Cada vez son menos las parejas que hacen esa promesa y escuchan las palabras de Jesús, aunque, por cierto, algunas siguen haciéndolo. Y muy seriamente. Pero es verdad que hay menos casamientos, no sólo en la Iglesia sino también en el registro civil. Muchas parejas simplemente conviven, a veces llegando a formar una familia estable. Otras personas van pasando por diferentes relaciones sin encontrar para sí mismos ni para sus hijos esa estabilidad.

¿Qué sucedía en tiempos de Jesús? Algo nos cuenta el evangelio de este domingo:
Se acercaron algunos fariseos y, para ponerlo a prueba, le plantearon esta cuestión:
«¿Es lícito al hombre divorciarse de su mujer?»
Él les respondió: «¿Qué es lo que Moisés les ha ordenado?»
Ellos dijeron: «Moisés permitió redactar una declaración de divorcio y separarse de ella».
En tiempos de Jesús, la mujer estaba totalmente sometida al varón. El marido podía repudiar a su mujer en cualquier momento, abandonándola. De acuerdo a la tradición judía, ese derecho se fundaba en la Ley de Dios. Los grandes maestros discutían sobre el motivo que podía justificar ese repudio. La escuela del rabino Shammai decía que eso sólo podía ser por causa de adulterio. En cambio, para el rabino Hillel, bastaba que ella hiciera algo que no agradara a su esposo. En cualquier caso, el hombre debía dar a la mujer un certificado de divorcio; pero ella quedaba en una situación difícil, como la de una viuda: no siempre sus padres estaban en condiciones de recibirla, ni encontraba fácilmente la posibilidad de una nueva unión. Si el esposo no le daba el certificado, ella no quedaba libre y si se unía a otro hombre incurrían ambos en adulterio. Era conocida por todos la situación del rey Herodes, a quien Juan Bautista reprochaba: «No te es lícito tener la mujer de tu hermano» (Mc 6,18). Este reproche le costó a Juan la vida. Por eso, la pregunta que le hacen a Jesús huele también a trampa…

Pero ¿Qué dice Jesús?
«Si Moisés les dio esta prescripción fue debido a la dureza del corazón de ustedes.
Pero desde el principio de la creación, "Dios los hizo varón y mujer". "Por eso, el hombre dejará a su padre y a su madre, y los dos no serán sino una sola carne". De manera que ya no son dos, "sino una sola carne". Que el hombre no separe lo que Dios ha unido».
Jesús no entra en las discusiones de los rabinos. En todo momento, Él invita a buscar cuál ha sido y cuál es la voluntad del Padre, el proyecto de Dios, que está por encima de leyes y normas humanas. Esta ley se había impuesto en el pueblo judío por “la dureza del corazón” de los hombres que se relacionaban con sus mujeres desde una posición de dominio.

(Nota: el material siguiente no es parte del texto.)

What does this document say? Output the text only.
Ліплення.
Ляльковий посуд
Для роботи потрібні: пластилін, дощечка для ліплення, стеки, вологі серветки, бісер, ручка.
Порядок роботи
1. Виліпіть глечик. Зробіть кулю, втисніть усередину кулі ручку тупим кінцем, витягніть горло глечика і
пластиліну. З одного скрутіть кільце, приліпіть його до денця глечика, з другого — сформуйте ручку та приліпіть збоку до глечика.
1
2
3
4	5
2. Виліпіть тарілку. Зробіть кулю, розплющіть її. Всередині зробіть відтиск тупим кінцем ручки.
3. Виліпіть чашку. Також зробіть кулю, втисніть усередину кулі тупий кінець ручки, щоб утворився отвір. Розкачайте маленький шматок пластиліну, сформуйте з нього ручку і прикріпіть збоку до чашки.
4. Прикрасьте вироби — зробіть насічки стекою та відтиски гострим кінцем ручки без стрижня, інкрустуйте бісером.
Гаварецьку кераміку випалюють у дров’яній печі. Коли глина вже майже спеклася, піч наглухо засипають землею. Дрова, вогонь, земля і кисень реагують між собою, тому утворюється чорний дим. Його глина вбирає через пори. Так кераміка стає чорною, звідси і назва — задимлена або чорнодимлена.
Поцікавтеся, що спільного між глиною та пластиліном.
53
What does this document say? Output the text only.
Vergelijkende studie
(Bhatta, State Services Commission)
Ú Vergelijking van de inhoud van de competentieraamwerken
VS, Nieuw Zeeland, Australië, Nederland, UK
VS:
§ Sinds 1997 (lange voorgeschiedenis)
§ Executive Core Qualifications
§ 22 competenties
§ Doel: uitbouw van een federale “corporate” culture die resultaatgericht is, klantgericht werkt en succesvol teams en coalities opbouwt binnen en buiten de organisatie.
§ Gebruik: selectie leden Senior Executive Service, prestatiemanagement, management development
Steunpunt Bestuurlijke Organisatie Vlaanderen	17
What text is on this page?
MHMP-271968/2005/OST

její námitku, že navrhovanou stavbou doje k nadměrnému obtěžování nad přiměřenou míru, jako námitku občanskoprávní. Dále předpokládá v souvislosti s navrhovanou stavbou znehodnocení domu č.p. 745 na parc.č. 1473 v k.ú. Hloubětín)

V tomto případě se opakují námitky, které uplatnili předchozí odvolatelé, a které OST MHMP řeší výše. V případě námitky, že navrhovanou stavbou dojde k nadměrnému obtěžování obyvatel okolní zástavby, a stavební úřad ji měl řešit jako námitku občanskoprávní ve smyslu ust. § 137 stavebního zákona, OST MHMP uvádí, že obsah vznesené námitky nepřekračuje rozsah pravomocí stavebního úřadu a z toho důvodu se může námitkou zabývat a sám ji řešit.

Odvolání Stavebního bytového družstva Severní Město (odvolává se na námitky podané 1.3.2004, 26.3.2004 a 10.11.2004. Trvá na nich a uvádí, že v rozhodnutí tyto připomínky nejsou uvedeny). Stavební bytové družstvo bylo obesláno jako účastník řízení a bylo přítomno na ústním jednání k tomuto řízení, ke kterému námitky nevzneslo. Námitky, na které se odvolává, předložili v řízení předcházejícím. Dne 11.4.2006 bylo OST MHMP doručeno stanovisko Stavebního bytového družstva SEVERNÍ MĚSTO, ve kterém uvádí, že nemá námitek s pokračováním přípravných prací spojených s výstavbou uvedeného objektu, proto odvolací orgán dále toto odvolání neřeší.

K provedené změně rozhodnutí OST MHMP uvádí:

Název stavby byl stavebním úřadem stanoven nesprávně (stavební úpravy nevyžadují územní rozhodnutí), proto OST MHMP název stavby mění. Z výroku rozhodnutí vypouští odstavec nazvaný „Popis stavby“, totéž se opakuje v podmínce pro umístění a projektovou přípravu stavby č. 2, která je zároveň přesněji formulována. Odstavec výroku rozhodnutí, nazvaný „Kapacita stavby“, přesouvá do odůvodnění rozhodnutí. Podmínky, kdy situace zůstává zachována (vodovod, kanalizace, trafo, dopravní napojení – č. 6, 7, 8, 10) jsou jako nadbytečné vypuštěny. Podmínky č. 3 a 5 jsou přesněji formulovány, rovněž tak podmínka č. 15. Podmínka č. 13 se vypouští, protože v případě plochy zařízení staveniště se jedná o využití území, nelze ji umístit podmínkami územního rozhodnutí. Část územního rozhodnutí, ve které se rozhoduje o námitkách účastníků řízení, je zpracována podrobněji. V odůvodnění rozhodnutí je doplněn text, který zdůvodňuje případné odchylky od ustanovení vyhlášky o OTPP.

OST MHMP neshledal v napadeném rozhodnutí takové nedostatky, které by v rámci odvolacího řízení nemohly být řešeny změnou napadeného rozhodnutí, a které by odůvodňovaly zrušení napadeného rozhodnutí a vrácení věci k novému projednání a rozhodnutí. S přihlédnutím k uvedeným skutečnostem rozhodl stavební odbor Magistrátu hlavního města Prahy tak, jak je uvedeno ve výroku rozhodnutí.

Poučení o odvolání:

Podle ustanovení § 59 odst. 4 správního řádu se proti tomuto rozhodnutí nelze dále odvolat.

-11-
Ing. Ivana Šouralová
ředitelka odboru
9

Jesús recuerda que Dios los ha creado varón y mujer: los dos tienen la misma dignidad de creaturas. Ninguno tiene poder sobre el otro. Entre varones y mujeres no debe haber dominación por parte de nadie.

Aquella sociedad había conocido también la poligamia. Jesús habla de “dos”: un solo hombre y una sola mujer, que se hacen uno, una sola carne, un solo ser, complementándose, completándose en el amor. De esa unión nacen los hijos, fruto del amor de sus padres, que asumen así una nueva responsabilidad: cuidar el bienestar y el crecimiento físico, mental y espiritual de los que ellos han llamado a la vida.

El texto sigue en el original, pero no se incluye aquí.